ただし、やってよいこと、やってはいけないこと、出力形式は具体的にします。
TODO.mdの未完了タスクを上から1つだけ進めてください。
やってよいこと:
- 関連ファイルの確認
- 必要最小限の修正
- 対象チェックコマンドの実行
- REPORT.mdへの追記
やってはいけないこと:
- 本番デプロイ
- push
- ファイル削除
- 顧客情報の外部送信
- TODO.mdにない大きな設計変更
停止条件:
- テスト失敗
- 想定外ファイルの変更
- 外部公開や本番操作が必要
- 判断に迷う仕様変更
完了時:
- 変更ファイル
- 実行したチェック
- 残リスク
- 人間が見るべき点
をREPORT.mdに追記してください。
このくらい決めるだけでも、AIの動きはかなりレビューしやすくなります。
PR候補まで自動化する時の注意
次の段階では、AIが作った差分をdraft PRにすることもできます。
ただし、PR化する場合も、権限は分けた方が安全です。
AIが直接広い権限でpushするのではなく、差分を作る処理と、PRを開く処理を分けます。CI上で動かす場合も、AIが動くジョブには読み取り中心の権限を与え、PR作成は別ジョブにする方が扱いやすいです。
大事なのは、AIが「会社として採用された変更」を作るのではなく、「人間が採用判断できる候補」を作ることです。
この一線を越えなければ、自動化の恐怖感はかなり下がります。
小さく始める3週間プラン
導入は、3週間くらいで試せます。
1週目: 手動で3回試す
TODO.md、REPORT.md、DECISION.mdを作り、人間がCodexに1タスクずつ依頼します。
この段階では定期実行しません。AIに任せやすい粒度、止まりやすい条件、レポートの読みやすさを確認します。
2週目: 夜間チェックにする
毎晩または週数回、未完了タスクがあるかを確認し、実行結果をREPORT.mdに残す形にします。
この段階でも、pushや公開はしません。
3週目: draft PR候補にする
テストが通り、差分が小さく、停止条件に当たらないものだけ、draft PR候補にします。

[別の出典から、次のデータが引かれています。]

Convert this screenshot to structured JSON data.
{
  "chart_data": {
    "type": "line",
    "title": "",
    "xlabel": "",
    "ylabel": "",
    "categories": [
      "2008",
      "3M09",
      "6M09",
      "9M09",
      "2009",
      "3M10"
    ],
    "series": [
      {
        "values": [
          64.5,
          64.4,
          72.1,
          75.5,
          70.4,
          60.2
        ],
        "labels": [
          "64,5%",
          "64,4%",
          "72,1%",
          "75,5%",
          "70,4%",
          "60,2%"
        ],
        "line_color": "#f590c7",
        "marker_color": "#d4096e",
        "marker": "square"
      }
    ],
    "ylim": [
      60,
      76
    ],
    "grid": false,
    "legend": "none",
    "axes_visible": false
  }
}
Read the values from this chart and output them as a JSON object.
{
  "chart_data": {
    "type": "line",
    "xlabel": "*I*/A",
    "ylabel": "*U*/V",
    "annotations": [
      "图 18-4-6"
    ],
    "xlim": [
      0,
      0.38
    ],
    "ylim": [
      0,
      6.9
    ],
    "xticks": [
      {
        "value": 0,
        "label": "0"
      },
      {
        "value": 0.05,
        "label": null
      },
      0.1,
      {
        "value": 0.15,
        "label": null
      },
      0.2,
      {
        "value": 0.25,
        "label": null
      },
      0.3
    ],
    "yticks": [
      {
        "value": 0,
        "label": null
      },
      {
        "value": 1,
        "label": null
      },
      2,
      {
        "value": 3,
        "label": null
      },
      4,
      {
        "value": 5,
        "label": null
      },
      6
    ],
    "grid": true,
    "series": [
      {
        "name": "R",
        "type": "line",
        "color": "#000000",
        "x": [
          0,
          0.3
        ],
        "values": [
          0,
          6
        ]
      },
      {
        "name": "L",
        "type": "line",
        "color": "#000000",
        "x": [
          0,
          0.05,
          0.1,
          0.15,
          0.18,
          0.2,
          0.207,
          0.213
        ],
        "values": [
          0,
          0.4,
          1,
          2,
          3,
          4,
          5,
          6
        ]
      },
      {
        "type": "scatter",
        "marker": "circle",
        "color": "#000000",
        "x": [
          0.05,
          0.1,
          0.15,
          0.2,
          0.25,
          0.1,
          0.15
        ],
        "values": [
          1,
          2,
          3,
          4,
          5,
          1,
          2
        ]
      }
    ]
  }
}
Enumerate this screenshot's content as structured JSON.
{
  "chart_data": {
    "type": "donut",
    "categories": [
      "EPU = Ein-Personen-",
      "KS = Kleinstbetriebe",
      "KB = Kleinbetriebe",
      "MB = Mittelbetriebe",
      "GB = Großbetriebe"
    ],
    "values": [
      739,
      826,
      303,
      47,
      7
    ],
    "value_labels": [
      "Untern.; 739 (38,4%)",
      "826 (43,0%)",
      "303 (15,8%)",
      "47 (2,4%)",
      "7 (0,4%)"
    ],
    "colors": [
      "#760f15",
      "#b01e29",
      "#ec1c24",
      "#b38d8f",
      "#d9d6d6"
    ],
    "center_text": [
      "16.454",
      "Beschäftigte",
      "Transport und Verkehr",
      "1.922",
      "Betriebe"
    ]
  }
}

人間は朝、REPORT.mdと差分を見るだけで済みます。
まとめ
AIエージェント開発で最初に目指すべきなのは、完全自動ではありません。
まずは、寝ている間にPR候補まで進める半自律開発ラインを作ることです。
TODO.mdで未来を管理し、REPORT.mdで過去を記録し、DECISION.mdで判断を残す。作業場所はsandboxブランチやworktreeで分ける。失敗3回、本番操作、外部公開、顧客情報、未確認事実に触れたら止める。
この形なら、AIの速度を使いながら、人間の責任あるレビューを残せます。